Be happy to increase this resolution to your slide decks. Merely replace the SLIDE_DECK variable in globals.py with a URL to your slide deck and run the ingestion steps detailed within the earlier part.

Tip

You should utilize OpenSearch Dashboards to work together with the OpenSearch API to run fast assessments in your index and ingested knowledge. The next screenshot reveals an OpenSearch dashboard GET instance.

View of OpenSearch Dashboards

Clear up

To keep away from incurring future fees, delete the sources you created. You are able to do this by deleting the stack by way of the CloudFormation console.

Deletion of the CloudFormation stack

Moreover, delete the SageMaker inference endpoint created for LLaVA inferencing. You are able to do this by uncommenting the cleanup step in 3_rag_inference.ipynb and operating the cell, or by deleting the endpoint by way of the SageMaker console: select Inference and Endpoints within the navigation pane, then choose the endpoint and delete it.

Conclusion

Enterprises generate new content material on a regular basis, and slide decks are a typical mechanism used to share and disseminate info internally with the group and externally with prospects or at conferences. Over time, wealthy info can stay buried and hidden in non-text modalities like graphs and tables in these slide decks. You should utilize this resolution and the ability of multimodal FMs such because the Titan Multimodal Embeddings mannequin and LLaVA to find new info or uncover new views on content material in slide decks.

We encourage you to be taught extra by exploring Amazon SageMaker JumpStart, Amazon Titan models, Amazon Bedrock, and OpenSearch Service, and constructing an answer utilizing the pattern implementation offered on this publish.

Look out for 2 further posts as a part of this sequence. Half 2 covers one other strategy you can take to speak to your slide deck. This strategy generates and shops LLaVA inferences and makes use of these saved inferences to reply to consumer queries. Half 3 compares the 2 approaches.


Concerning the authors

Amit Arora is an AI and ML Specialist Architect at Amazon Net Companies, serving to enterprise prospects use cloud-based machine studying companies to quickly scale their improvements. He’s additionally an adjunct lecturer within the MS knowledge science and analytics program at Georgetown College in Washington D.C.

Manju Prasad is a Senior Options Architect inside Strategic Accounts at Amazon Net Companies. She focuses on offering technical steerage in a wide range of domains, together with AI/ML to a marquee M&E buyer. Previous to becoming a member of AWS, she designed and constructed options for firms within the monetary companies sector and in addition for a startup.
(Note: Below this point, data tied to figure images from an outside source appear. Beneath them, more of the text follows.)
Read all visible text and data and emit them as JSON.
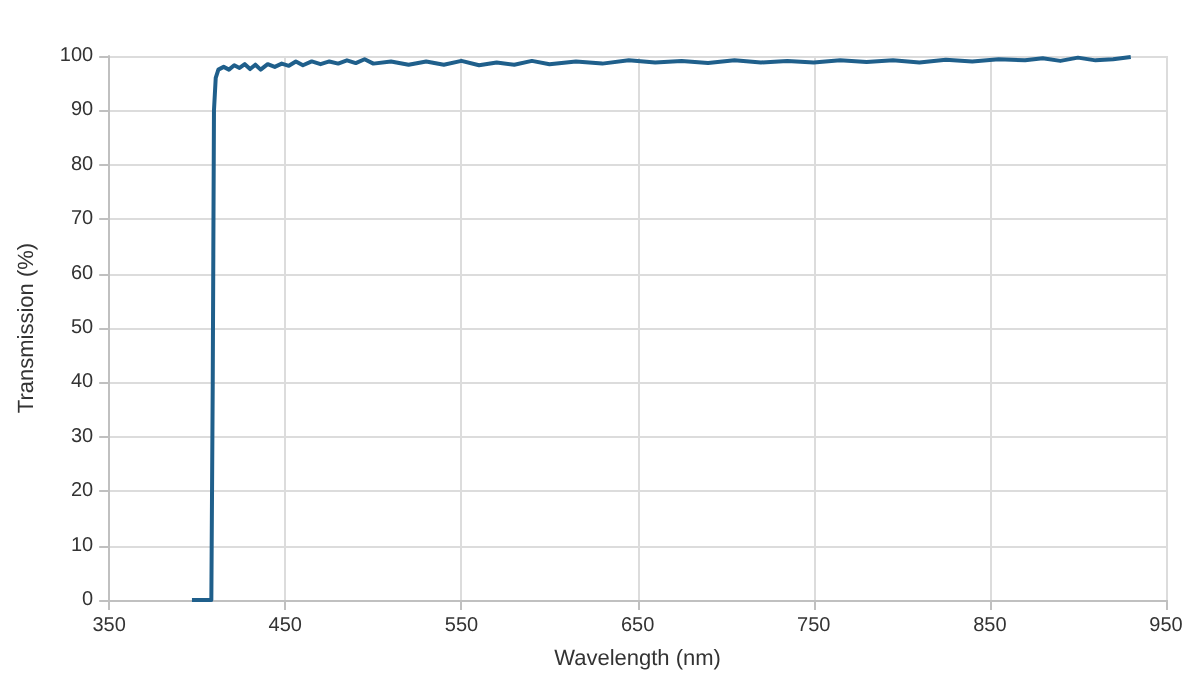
{
  "chart_data": {
    "type": "line",
    "xlabel": "Wavelength (nm)",
    "ylabel": "Transmission (%)",
    "x": [
      397,
      408,
      408.8,
      409.5,
      410.5,
      412,
      415,
      418,
      421,
      424,
      427,
      430,
      433,
      436,
      440,
      444,
      448,
      452,
      456,
      460,
      465,
      470,
      475,
      480,
      485,
      490,
      495,
      500,
      510,
      520,
      530,
      540,
      550,
      560,
      570,
      580,
      590,
      600,
      615,
      630,
      645,
      660,
      675,
      690,
      705,
      720,
      735,
      750,
      765,
      780,
      795,
      810,
      825,
      840,
      855,
      870,
      880,
      890,
      900,
      910,
      920,
      930
    ],
    "series": [
      {
        "color": "#1f5f8b",
        "values": [
          0,
          0,
          40,
          90,
          96,
          97.5,
          98,
          97.5,
          98.3,
          97.8,
          98.5,
          97.6,
          98.4,
          97.5,
          98.5,
          98,
          98.6,
          98.2,
          99,
          98.3,
          99,
          98.5,
          99,
          98.6,
          99.2,
          98.7,
          99.4,
          98.6,
          99,
          98.4,
          99,
          98.4,
          99.1,
          98.3,
          98.8,
          98.4,
          99.1,
          98.5,
          99,
          98.6,
          99.2,
          98.8,
          99.1,
          98.7,
          99.2,
          98.8,
          99.1,
          98.8,
          99.2,
          98.9,
          99.2,
          98.8,
          99.3,
          99,
          99.4,
          99.2,
          99.6,
          99.1,
          99.7,
          99.2,
          99.4,
          99.8
        ]
      }
    ],
    "xlim": [
      350,
      950
    ],
    "xticks": [
      350,
      450,
      550,
      650,
      750,
      850,
      950
    ],
    "ylim": [
      0,
      100
    ],
    "yticks": [
      0,
      10,
      20,
      30,
      40,
      50,
      60,
      70,
      80,
      90,
      100
    ],
    "grid": true,
    "marker": "none",
    "line_style": "solid"
  }
}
Archana Inapudi is a Senior Options Architect at AWS supporting strategic prospects. She has over a decade of expertise serving to prospects design and construct knowledge analytics and database options. She is enthusiastic about utilizing know-how to supply worth to prospects and obtain enterprise outcomes.

Antara Raisa is an AI and ML Options Architect at Amazon Net Companies supporting strategic prospects based mostly out of Dallas, Texas. She additionally has earlier expertise working with giant enterprise companions at AWS, the place she labored as a Companion Success Options Architect for digital native prospects.